Online purchase and sale of products is a trend that is fast developing globally but quite slowly in Kenya.
In Kenya, only 1% of Kenyans buy goods online with the rest prefer to physically purchase from the shop. However, there are signs of this percentage improving with time as more Kenyans change to digital.
10% of smartphone sells in the country are done online, according to statistics by Jumia. Just the fact that Kenyans are buying smartphones shows how the country is digitalizing. The fact 10% of those buying phones are doing so online is a sign of growth in the country’s E-Commerce sector.
455 million people are active Internet users out of the 1.2 billion population of the world today. Last year, the Jumia E-Commerce website was visited by 100 million people in Africa. However, out of these numbers, only 4 million actually transacted.
Based on these facts, Jumia Kenya Managing Director Sam Chappatte says there is potential for E-Commerce to grow in the country. Speaking at the E-Power forum, Mr. Chappatte said that the low number of online sellers is what is stalling the growth of E-Commerce in the country.
“Kenyans are willing to buy online but the only challenge is that there are not enough sellers who have their products on E-Commerce websites.

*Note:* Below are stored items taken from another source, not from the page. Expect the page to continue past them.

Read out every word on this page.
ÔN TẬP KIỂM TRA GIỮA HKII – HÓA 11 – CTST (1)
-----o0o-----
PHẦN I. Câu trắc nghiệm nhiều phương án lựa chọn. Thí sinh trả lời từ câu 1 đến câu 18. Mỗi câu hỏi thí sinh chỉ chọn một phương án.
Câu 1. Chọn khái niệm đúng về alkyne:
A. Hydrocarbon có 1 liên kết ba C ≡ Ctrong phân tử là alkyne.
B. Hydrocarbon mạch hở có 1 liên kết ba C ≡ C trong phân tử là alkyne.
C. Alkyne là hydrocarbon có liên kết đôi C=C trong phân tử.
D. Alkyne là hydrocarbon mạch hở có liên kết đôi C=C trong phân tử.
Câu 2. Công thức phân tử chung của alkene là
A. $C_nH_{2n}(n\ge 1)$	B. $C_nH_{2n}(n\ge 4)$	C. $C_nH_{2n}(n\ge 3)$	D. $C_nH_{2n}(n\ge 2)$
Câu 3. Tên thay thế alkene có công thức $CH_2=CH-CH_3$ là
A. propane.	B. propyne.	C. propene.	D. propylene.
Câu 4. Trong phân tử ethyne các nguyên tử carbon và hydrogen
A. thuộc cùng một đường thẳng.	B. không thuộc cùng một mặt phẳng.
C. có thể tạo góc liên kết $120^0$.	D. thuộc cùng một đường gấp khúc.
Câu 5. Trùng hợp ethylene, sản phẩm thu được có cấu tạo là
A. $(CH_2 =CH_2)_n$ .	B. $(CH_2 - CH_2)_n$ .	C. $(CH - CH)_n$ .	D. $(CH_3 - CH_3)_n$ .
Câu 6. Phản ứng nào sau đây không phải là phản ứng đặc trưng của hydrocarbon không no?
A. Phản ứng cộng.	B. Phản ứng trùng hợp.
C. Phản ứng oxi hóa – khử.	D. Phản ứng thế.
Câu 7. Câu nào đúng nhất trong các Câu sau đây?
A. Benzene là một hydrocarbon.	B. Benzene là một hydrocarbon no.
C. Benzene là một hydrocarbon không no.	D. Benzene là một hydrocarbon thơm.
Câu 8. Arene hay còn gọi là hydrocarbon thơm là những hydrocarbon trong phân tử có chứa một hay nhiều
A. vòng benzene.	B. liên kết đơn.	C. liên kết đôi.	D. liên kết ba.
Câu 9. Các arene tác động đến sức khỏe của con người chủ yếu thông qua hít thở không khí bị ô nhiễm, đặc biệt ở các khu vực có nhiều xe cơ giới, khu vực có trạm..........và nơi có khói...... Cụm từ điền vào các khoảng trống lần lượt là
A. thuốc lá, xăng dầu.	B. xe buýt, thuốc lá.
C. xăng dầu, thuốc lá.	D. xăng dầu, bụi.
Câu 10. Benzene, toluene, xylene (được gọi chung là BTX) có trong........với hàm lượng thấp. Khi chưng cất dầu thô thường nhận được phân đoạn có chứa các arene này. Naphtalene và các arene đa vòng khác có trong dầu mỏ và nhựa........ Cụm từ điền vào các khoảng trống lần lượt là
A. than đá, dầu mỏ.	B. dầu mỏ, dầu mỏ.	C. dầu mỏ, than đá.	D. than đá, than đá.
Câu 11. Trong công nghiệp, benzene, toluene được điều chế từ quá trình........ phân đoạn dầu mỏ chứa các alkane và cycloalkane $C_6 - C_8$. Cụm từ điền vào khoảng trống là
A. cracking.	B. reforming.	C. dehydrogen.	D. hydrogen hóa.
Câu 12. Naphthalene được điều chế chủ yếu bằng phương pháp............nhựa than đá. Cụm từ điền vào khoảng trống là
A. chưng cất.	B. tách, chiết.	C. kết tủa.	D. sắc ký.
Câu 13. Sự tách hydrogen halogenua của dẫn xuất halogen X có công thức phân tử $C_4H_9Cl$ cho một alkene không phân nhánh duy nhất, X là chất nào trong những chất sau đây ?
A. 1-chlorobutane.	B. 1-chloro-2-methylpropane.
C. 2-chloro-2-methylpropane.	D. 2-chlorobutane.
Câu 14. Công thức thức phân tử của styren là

We (E-Commerce sellers) need to co-create and get our products online so that we can serve these customers,” Mr. Chappatte noted.
Mr. Chappatte further encouraged Kenyan entrepreneurs and manufacturers to put their products online and reach a larger scope of customers. With Jumia’s plans of opening hubs outside Nairobi where SMEs can sell their product, entrepreneurs from all around the country can now venture into E-Commerce.
Furthermore, putting products online is cheaper than actually setting up a physical shop. There is a lot of capital put in setting up a shop for your products but with E-Commerce, all you need is a warehouse to store your products.
Kenya is still growing in E-Commerce but there is a promise for improvement in the future. An entrepreneur or manufacturer who has just started selling online today will have tremendous experience by the time E-Commerce will be hot in the country.
Developed countries like China and the US have a 20% E-Commerce penetration meaning that percentage of purchases are done online. With Kenya still at 1%, there is much room to learn for those entrepreneurs who will be venturing in E-Commerce today.
E-Commerce websites are also providing deals and discounts while the market is still growing. These deals are likely to reduce once E-Commerce becomes a more significant player in the market.
Jumia, for instance, takes a minimum of a 5% commission on every sale of your product made on their site. However, if your product is locally manufactured then Jumia will scrape off 50% of the commission.
Most local manufacturers have been lamenting that they hardly come by customers willing to purchase their products. E-Commerce might just be their long-lasting solution. Once it has established itself, E-Commerce might be the long-awaited end to the ‘Buy Kenya Build Kenya Campaign’.
Do you have a product to sell? Try selling it online.